The reflex is to mechanically expose existing endpoints one-to-one. That ships the model your database's shape, not the agent's job. Block rebuilt its Linear integration from thirty-plus thin endpoint mirrors down to two task-shaped tools and saw the agent get better, because the unit the model reasons in is "find the issue and update it," not "GET /issues then PATCH /issues/:id." Design the tool around the consolidated thing the agent is trying to accomplish; collapse the multi-step internal dance behind one call when the model has no business orchestrating it.

# Wrong: the database's shape, leaked to the model
db_query(table="orders", where="id=42")
db_update(table="orders", set="status='refunded'")

# Right: the task's shape, the orchestration hidden
refund_order(order_id="42", reason="defective")
# -> "Refunded $39.00 to order 42. Customer notified."

One-to-one endpoint mirroring feels efficient and is the most common tool-design mistake in 2025-era agents. It pushes orchestration the model is bad at into the loop and turns every multi-step task into a place the agent can desynchronize.

STEP 5

The tool's output is also a prompt.

Whatever a tool returns goes straight back into the model's context and conditions the next decision. A tool that returns raw rows, opaque IDs, or a bare 200 forces the model to guess what happened; a tool that returns a short, human-readable statement of outcome — what changed, what to do next, what is now true — steers the next step for free. Anthropic's tooling guidance is explicit that agents reason better over human-legible fields than over technical identifiers. Treat every return value as a sentence you are writing into the model's reasoning, because that is exactly what it is.

STEP 6

When designing for the model is the wrong default.

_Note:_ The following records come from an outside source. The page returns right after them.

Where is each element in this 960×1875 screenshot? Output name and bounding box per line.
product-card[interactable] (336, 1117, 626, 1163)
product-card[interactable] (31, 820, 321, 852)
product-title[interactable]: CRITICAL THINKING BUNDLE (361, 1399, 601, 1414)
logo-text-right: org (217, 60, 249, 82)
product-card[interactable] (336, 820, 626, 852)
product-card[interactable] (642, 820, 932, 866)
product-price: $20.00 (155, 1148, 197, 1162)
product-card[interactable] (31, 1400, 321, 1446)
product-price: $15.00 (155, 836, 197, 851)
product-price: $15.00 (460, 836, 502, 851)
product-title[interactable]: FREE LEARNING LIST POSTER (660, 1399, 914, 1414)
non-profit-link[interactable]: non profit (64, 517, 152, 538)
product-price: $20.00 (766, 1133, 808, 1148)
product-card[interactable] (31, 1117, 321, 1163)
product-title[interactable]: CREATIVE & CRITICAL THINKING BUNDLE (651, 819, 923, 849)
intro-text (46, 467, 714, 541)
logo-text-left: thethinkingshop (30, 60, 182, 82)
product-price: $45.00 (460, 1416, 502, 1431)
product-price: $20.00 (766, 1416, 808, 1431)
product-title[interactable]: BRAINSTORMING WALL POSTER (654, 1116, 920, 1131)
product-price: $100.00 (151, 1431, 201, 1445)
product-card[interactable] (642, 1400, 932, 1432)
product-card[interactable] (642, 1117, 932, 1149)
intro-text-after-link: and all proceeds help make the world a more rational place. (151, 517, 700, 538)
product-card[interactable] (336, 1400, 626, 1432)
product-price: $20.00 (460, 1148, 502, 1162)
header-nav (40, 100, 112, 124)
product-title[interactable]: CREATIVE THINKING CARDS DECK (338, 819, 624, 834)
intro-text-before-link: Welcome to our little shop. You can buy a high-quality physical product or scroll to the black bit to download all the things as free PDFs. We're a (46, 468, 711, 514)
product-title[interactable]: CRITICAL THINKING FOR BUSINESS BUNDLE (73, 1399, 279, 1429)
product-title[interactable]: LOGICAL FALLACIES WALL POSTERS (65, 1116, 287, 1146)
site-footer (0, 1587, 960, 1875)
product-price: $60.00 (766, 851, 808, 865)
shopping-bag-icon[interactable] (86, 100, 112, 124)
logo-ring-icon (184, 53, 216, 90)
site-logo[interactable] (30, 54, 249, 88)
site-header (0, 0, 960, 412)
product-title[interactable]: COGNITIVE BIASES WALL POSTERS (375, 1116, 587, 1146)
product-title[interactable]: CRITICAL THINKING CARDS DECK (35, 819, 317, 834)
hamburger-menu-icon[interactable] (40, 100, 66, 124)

Two honest exceptions. A tool whose only caller is a tightly bounded deterministic harness — not the model freely choosing — can be as raw as any internal function; the model-facing discipline buys nothing there. And early, throwaway prototypes can mirror endpoints to learn what the agent actually needs before investing in task-shaped design. Designing for the model costs real effort; spend it on tools the model chooses freely and the user feels the result of — not on plumbing the model never sees.